Sandra Sykora, Lawyer, Art Historian, Switzerland 

This talk seemed like a great opportunity to compare the different approaches to loan agreements, which as Registrars many of us deal with on a weekly if not daily basis, but probably don’t have the time to sit down and analyse comparatively in great numbers.

Sandra started by making clear that the content of her presentation was observational and not exhaustive. She had received 44 samples from 20 different countries prior to the conference, the loan agreements had been submitted by different types of institution (art handling companies, universities, foundations and museums) and varied in length from 1 to 10 (!) pages.

The first interesting point that Sandra made was that in Anglo-American, or common, law loan agreements are not considered legally binding, they can’t be “contracts” as no money is exchanged. This perhaps explains why some large UK National Museums don’t regularly use loan out agreements. Under European, or Civil, law loan agreements are legally binding.

Sandra found that some organisations were happy to share their loan agreements, and these tended to be the same who displayed more of their loans policies, decision making criteria and terms online. Some private institutions seemed to discourage lending, and were reluctant to share their agreements.

One thing which was highlighted by some Registrars as part of the research was that they wouldn’t be able to accept their own loan out agreement terms if they were borrowing – the conditions were too strict and in their own loan in agreements these were relaxed quite considerably. This raises questions about reciprocity and whether we’re asking for far too much from our borrowers.
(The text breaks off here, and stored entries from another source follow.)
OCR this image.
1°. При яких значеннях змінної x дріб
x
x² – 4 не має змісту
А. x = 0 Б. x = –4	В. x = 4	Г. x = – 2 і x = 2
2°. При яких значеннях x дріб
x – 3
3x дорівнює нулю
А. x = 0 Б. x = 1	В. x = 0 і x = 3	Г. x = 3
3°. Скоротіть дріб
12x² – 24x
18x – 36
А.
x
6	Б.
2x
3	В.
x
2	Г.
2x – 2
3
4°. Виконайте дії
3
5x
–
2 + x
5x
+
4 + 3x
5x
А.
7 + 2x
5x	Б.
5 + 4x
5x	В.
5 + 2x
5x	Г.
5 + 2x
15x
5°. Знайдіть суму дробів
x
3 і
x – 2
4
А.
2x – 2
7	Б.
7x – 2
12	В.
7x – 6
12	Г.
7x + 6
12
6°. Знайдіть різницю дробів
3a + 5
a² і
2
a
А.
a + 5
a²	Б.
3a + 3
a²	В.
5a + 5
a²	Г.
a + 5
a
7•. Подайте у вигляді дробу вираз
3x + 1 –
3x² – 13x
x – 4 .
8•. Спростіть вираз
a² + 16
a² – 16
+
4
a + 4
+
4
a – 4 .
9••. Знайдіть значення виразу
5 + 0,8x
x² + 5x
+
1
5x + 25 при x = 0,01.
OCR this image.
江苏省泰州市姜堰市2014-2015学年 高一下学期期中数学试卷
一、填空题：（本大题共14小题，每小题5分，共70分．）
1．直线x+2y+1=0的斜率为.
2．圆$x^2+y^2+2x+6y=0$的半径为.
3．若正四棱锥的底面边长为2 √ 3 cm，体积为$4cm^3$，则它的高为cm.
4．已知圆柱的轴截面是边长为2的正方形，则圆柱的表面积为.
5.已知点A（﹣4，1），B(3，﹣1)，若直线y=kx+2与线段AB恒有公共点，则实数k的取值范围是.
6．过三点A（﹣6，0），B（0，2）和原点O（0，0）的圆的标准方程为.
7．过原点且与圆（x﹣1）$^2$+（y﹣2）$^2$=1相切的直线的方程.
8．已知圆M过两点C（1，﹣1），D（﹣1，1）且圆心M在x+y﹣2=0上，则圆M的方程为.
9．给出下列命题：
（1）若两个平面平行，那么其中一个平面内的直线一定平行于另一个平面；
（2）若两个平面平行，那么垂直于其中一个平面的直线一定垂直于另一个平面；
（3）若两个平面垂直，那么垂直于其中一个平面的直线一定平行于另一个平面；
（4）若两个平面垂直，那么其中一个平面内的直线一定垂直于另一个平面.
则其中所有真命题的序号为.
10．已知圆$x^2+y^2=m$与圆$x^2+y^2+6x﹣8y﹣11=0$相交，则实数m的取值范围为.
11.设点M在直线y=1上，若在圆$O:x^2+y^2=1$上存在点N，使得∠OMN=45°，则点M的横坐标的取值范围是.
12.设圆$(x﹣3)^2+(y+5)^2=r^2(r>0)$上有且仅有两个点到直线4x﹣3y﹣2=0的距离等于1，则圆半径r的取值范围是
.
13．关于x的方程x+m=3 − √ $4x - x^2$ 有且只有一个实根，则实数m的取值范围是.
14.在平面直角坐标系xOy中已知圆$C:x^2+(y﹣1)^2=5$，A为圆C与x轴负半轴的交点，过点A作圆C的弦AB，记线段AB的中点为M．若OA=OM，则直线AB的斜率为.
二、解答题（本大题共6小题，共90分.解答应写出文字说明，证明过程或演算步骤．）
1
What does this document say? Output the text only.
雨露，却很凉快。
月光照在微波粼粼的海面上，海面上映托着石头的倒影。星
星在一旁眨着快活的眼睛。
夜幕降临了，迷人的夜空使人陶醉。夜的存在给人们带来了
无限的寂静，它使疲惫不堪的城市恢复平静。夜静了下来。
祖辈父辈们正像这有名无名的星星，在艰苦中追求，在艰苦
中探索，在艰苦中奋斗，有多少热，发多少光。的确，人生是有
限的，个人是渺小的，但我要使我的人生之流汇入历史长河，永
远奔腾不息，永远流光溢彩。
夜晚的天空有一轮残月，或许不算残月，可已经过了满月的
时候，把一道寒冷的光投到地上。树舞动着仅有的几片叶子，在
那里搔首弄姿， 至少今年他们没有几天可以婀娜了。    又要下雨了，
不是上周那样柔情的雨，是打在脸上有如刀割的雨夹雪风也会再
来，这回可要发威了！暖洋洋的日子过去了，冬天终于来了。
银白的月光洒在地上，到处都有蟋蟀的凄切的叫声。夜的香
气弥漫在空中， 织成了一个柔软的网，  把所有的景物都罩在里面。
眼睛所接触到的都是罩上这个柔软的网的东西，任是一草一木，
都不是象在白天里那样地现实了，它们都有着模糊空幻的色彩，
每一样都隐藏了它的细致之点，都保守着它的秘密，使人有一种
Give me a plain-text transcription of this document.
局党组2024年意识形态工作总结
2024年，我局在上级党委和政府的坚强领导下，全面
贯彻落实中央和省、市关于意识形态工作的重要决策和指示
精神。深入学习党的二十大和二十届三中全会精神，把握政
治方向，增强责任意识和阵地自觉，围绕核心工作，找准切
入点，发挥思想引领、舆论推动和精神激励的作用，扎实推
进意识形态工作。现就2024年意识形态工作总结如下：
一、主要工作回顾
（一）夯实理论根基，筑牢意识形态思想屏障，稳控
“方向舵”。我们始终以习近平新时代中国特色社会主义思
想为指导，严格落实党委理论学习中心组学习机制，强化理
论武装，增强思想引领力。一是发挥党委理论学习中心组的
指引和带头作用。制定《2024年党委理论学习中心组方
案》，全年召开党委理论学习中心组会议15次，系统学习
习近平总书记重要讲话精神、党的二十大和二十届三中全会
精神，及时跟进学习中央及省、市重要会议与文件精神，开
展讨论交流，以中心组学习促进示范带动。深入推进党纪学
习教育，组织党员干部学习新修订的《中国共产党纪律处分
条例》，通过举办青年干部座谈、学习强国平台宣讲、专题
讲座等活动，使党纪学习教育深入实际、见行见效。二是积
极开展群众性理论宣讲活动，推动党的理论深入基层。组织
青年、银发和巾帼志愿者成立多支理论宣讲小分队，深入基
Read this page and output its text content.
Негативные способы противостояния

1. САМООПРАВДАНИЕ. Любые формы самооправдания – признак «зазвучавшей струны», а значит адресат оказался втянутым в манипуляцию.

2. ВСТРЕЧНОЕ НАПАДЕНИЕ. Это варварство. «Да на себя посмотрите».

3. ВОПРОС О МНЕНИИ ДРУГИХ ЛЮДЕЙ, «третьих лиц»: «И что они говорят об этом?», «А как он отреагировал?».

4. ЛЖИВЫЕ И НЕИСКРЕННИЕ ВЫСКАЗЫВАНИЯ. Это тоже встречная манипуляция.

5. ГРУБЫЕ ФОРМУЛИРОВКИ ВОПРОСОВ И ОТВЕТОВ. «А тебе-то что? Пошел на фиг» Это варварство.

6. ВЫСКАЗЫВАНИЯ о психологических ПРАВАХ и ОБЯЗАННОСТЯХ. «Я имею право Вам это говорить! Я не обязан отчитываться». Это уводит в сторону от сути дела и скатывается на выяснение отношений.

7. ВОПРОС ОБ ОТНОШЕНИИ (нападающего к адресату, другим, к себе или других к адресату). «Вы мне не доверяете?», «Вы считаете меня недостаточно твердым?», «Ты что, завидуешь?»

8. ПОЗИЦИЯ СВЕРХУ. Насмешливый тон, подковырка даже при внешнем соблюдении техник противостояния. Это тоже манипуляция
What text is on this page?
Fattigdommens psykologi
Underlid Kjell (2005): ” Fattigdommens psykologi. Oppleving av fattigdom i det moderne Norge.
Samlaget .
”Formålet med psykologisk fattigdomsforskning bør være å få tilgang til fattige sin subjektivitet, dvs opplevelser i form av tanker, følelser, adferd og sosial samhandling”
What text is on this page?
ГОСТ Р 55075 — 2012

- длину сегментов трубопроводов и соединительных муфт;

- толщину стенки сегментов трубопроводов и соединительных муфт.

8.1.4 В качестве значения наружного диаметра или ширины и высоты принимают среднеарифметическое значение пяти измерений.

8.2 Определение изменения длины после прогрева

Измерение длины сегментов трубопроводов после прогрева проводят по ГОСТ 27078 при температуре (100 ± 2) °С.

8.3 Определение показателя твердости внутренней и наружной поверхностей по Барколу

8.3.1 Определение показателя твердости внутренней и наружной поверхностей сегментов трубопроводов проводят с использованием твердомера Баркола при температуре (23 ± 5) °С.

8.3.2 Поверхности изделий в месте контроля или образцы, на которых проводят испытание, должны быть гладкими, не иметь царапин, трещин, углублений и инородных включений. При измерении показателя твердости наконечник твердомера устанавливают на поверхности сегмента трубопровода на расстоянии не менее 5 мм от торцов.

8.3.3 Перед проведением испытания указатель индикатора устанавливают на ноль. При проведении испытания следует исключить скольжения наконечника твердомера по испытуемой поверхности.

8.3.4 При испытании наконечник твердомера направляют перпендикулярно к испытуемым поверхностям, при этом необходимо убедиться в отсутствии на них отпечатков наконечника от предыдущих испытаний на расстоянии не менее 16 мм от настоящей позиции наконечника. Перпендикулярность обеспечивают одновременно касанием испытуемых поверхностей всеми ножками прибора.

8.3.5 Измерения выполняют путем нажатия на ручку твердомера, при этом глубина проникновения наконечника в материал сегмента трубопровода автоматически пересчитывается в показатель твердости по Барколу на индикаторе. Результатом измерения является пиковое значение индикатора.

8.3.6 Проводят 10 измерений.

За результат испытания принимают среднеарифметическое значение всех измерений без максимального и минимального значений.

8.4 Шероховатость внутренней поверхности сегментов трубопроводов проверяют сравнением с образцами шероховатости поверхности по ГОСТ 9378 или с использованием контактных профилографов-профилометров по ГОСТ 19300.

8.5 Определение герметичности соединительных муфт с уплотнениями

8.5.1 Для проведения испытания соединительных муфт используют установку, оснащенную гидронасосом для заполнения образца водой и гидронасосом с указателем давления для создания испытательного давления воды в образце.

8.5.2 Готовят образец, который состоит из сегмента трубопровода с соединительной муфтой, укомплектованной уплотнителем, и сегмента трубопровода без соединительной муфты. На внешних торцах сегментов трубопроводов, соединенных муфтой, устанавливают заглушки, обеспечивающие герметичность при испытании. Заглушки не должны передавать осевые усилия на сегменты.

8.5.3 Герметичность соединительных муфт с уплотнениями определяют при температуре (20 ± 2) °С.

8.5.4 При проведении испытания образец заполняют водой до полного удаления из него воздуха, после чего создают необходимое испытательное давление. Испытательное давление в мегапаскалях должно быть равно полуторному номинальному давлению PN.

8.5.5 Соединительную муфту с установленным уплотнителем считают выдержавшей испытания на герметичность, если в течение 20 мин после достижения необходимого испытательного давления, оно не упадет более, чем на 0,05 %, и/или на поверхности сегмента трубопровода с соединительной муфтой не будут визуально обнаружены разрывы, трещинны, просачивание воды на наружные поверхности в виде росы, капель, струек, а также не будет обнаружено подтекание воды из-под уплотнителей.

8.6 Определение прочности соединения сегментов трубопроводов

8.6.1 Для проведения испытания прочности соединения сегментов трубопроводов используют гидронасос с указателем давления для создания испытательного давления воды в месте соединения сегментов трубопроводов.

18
Sandra questioned whether loan-in agreements were needed at all if the trend showed that most lenders liked to determine the conditions of the loan, holding the power in that relationship. There are perhaps individuals, artists and private lenders who wouldn’t have their own paperwork, though, where loan-in agreements would be more suitable.
Many of the loan out agreements which Sandra has analysed covered the same topics: the basics of the loan, transport, display, packing and shipping, insurance or indemnity, environment and termination.

For the clauses determining object care, many lenders made use of these to control the borrower environment. The majority of agreements referred to standard museum environmental conditions, some reflecting the Bizot guidelines, where some gave very specific parameters they needed the borrower to meet.

Sandra cautioned against blandly accepting the insurance conditions stipulated by a lender without first checking that this matches your own insurance coverage, as a borrower, and what you are able to provide. Some lenders had stipulated specific brokers in their agreements and the majority asked for “nail to nail” cover – Sandra had seen this terminology in a loan agreement dating back to 1924 so this is pretty standard and longstanding wording in the museum world!

The presentation closed with the following key tips:
  • Be specific about the who/what/when/where
  • Ensure there are no contradictions within the text!
  • Use English as the language of the agreement, or at least provide an English translation so that your agreement can be understood internationally
  • Try to avoid terms that the borrower can’t possibly fulfil, particularly to do with environment and insurance, and bear in mind that reciprocity is key to all good museum lending relationships!

If we can all at least remember these last few points when negotiating with borrowers during our loans out conversations this should help to encourage a stronger, more sustained approach to lending within the sector.